Harry Ormond instantly turned his horse’s head, much provoked at having been duped, and resolved that the plunderers should not now escape. By the advice of serjeants and constables, he dismounted, that no sound of horses’ hoofs might give notice from a distance; though, indeed, on the sands of the sea-shore, no horses’ tread, he thought, could be heard. He looked round for some one with whom he could leave his horse, but not a creature, except the men who were with him, was in sight.

“What can have become of all the people?” said Ormond: “it is not the workmen’s dinner-hour, and they are gone from the work at the lighthouse; and the horses and cars are left without any one with them.” He went on a few paces, and saw a boy who seemed to be left to watch the horses, and who looked very melancholy. The boy did not speak as Ormond came up. “What is the matter?” said Ormond: “something dreadful has happened—speak!”

“Did not you hear it, sir?” said the boy: “I’d be loth to tell it you.”

“Has any thing happened to—”

“Sir Herbert—ay—the worst that could. Running to stop one of them villains that was making off with something from the wreck, he dropped sudden as if he was shot, and—when they went to lift him up—But you’ll drop yourself, sir,” said the boy.

“Give him some of the water out of the bucket, can’t ye?”

“Here’s my cap,” said the serjeant. Ormond was made to swallow the water, and, recovering his senses, heard one of the soldiers near him say, “‘Twas only a faint Sir Herbert took, I’ll engage.”

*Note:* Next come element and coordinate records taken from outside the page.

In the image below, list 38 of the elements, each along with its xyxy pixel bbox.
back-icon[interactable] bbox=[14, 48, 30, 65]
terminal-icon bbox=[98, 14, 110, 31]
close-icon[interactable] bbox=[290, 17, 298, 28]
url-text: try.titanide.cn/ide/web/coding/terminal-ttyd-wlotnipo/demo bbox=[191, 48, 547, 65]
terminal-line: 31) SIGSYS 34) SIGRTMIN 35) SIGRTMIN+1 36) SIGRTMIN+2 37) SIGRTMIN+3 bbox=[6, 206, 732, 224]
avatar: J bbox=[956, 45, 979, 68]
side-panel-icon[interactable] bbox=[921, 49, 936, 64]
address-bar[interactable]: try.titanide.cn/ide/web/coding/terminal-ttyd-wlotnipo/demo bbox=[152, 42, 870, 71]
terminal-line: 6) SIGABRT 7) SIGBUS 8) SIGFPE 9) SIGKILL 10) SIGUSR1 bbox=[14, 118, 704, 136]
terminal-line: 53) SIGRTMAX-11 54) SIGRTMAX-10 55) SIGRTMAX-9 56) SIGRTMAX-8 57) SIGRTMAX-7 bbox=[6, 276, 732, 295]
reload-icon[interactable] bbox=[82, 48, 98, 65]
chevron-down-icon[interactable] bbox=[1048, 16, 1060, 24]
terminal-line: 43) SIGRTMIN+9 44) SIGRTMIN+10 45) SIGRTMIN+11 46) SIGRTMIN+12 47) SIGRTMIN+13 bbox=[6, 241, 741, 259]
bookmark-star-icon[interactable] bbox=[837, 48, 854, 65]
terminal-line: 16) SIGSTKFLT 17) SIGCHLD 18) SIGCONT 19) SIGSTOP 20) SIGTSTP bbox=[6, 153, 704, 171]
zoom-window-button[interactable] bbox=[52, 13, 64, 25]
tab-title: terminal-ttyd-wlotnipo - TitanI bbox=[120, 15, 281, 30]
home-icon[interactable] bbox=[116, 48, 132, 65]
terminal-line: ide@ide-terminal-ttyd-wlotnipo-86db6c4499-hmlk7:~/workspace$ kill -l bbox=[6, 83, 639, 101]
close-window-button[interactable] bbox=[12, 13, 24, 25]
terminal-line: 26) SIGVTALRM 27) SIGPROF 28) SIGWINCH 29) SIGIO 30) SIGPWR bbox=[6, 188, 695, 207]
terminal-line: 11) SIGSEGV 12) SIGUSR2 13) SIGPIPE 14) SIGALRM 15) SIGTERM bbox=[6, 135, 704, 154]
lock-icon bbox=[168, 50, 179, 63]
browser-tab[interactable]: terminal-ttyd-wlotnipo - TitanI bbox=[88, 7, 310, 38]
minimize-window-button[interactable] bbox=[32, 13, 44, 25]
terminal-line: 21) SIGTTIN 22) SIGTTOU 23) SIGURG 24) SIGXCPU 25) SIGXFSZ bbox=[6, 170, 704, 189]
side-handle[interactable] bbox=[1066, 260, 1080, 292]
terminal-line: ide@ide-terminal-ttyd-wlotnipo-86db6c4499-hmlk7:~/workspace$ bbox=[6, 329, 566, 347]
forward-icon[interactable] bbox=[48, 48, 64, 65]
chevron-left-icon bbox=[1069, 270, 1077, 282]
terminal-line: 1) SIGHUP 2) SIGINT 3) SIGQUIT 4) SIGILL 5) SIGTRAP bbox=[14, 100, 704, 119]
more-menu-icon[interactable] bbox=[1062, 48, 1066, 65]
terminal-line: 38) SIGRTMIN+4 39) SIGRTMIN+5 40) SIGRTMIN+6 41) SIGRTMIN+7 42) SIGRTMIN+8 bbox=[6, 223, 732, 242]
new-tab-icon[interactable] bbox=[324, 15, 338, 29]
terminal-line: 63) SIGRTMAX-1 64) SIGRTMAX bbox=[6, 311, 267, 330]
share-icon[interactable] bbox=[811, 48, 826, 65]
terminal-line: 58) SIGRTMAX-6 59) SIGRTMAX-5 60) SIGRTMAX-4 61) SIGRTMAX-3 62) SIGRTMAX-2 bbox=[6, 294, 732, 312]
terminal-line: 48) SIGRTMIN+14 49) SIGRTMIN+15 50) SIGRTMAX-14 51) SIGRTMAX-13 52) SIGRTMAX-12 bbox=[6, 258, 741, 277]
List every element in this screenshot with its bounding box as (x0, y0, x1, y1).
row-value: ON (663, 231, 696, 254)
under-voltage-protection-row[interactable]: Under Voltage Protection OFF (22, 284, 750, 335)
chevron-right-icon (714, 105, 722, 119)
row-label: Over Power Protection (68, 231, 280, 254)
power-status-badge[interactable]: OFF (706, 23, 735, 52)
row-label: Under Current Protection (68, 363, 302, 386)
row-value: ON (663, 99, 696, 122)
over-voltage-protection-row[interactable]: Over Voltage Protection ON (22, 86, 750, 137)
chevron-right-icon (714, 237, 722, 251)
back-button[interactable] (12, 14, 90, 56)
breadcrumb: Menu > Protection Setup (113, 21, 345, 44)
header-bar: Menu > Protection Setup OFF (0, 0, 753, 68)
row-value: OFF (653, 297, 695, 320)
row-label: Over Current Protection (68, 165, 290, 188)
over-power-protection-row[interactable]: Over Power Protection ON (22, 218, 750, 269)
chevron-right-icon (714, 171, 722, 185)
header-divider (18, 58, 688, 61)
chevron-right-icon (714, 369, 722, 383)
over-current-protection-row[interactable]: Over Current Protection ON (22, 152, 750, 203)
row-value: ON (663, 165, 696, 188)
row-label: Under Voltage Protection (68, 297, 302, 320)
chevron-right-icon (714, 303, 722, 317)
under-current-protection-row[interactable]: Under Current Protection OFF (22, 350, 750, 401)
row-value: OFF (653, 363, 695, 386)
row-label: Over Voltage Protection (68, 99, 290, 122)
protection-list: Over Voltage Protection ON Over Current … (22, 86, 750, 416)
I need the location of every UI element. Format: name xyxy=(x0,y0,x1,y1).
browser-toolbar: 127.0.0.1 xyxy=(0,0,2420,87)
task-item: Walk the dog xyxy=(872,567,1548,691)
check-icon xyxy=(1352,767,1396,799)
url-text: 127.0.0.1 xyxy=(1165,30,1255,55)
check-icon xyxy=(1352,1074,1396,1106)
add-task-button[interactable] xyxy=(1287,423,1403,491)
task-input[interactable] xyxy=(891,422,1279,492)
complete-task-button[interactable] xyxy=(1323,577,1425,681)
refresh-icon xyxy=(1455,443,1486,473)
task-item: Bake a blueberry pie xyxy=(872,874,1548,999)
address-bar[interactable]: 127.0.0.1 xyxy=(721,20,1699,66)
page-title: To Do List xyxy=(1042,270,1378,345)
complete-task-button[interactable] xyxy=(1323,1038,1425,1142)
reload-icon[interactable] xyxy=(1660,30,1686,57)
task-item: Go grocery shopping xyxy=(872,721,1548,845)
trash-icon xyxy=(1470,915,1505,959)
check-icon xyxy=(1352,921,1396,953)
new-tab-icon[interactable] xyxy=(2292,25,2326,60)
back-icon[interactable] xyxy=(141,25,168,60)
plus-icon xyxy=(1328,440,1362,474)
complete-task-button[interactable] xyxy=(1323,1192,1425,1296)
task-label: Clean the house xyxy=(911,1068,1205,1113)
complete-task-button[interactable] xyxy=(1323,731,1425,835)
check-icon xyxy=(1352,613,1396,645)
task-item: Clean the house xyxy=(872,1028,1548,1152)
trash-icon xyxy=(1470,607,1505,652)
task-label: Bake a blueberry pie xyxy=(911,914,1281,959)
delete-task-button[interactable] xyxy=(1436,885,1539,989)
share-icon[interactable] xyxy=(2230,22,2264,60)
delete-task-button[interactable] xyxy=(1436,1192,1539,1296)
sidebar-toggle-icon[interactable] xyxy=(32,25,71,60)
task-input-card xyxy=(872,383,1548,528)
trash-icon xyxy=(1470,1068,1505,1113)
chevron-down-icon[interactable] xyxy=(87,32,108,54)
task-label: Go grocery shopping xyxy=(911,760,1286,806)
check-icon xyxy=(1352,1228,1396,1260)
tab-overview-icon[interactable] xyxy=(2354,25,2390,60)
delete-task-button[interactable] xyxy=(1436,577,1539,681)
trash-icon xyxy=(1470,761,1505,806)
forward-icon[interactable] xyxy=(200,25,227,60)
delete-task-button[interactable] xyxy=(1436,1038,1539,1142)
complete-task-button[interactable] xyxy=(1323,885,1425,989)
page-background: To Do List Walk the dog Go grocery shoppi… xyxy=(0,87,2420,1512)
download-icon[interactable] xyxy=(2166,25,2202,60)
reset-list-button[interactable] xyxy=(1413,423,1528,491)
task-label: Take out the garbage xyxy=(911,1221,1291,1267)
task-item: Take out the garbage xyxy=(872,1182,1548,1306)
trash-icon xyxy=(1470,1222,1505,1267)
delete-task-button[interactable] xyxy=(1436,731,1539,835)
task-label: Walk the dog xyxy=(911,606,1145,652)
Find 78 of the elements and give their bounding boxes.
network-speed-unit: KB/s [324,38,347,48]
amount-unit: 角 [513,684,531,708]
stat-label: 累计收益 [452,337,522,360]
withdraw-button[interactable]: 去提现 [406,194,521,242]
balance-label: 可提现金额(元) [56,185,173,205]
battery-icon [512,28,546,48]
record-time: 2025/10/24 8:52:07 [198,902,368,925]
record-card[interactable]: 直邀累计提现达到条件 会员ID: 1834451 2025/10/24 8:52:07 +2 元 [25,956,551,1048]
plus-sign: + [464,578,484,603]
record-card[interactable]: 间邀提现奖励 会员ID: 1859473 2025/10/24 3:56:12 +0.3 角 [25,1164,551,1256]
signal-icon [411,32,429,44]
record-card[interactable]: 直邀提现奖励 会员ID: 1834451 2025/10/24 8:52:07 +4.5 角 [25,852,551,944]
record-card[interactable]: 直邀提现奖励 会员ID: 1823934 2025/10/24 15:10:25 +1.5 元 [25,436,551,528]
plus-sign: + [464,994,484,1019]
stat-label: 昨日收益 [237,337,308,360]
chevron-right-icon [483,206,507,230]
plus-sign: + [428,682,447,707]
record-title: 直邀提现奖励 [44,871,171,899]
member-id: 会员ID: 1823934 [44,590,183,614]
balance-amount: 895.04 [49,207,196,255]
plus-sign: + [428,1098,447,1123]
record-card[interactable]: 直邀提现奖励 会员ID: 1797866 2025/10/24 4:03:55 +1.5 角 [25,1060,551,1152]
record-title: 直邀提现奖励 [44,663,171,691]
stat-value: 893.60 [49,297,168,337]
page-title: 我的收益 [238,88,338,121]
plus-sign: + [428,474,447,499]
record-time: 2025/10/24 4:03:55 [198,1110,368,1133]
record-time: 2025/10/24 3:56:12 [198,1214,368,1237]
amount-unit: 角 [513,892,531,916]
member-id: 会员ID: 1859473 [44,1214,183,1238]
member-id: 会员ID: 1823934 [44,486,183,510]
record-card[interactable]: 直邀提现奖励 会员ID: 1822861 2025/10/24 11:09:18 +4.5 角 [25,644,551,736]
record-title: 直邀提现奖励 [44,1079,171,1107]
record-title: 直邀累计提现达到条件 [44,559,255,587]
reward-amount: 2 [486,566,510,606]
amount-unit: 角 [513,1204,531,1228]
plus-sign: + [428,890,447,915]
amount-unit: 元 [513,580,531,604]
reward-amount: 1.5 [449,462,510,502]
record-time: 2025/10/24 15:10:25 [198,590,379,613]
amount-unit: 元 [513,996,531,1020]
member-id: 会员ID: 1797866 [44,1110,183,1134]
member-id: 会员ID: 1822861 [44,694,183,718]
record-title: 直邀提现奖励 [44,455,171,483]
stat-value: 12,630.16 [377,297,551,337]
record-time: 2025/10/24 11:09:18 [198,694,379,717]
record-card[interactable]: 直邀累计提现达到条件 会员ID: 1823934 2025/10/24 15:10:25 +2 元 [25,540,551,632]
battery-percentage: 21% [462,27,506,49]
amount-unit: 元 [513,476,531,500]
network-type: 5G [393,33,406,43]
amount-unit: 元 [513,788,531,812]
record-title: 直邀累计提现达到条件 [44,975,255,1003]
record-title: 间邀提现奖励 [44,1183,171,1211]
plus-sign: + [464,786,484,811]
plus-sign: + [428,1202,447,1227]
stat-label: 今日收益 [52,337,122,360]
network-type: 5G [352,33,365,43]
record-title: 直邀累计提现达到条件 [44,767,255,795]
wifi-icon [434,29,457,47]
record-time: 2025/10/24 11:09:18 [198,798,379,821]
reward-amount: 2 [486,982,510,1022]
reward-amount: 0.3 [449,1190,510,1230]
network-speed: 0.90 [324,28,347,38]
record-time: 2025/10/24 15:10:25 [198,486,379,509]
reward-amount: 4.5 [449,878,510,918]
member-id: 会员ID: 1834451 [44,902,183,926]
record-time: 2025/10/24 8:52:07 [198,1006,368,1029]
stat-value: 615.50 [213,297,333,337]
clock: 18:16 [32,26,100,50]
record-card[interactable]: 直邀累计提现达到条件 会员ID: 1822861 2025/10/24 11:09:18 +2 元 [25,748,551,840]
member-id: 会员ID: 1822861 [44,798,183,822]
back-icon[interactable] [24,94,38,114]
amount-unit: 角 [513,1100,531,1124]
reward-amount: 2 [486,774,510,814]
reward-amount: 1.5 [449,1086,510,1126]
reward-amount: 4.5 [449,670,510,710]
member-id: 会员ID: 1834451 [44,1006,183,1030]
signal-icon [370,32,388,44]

The thought was new life to Ormond: he started up, mounted his horse, and galloped off—saw no creature on the road—found a crowd at the gate of the avenue—the crowd opened to let him pass, many voices calling as he passed to beg him to send out word. This gave him fresh hopes, since nothing certain was known: he spurred on his horse; but when he reached the house, as he was going to Sir Herbert’s room he was met by Sir Herbert’s own man, O’Reilly. The moment he saw O’Reilly’s face, he knew there was no hope—he asked no question: the surgeon came out, and told him that in consequence of having broke a blood-vessel, which bled internally, Sir Herbert had just expired—his mother and sister were with him. Ormond retired—he begged the servants would write to him at Dr. Cambray’s—and he immediately went away.

Two days after he had a note from O’Reilly, written in haste, at a very early hour in the morning, to say that he was just setting out with the hearse to the family burial-place at Herbert—it having been thought best that the funeral should not be in this neighbourhood, on account of the poor people at Annaly being so exasperated against those who were thought to be the immediate occasion of his death. Sir Herbert’s last orders to O’Reilly were to this effect—“to take care, and to have every thing done as privately as possible.”

No pomp of funeral was, indeed, necessary for such a person. The great may need it—the good need it not: they are mourned in the heart, and they are remembered without vain pageantry. If public sorrow can soothe private grief—and surely in some measure it must—the family and friends of this young man had this consolation; but they had another and a better.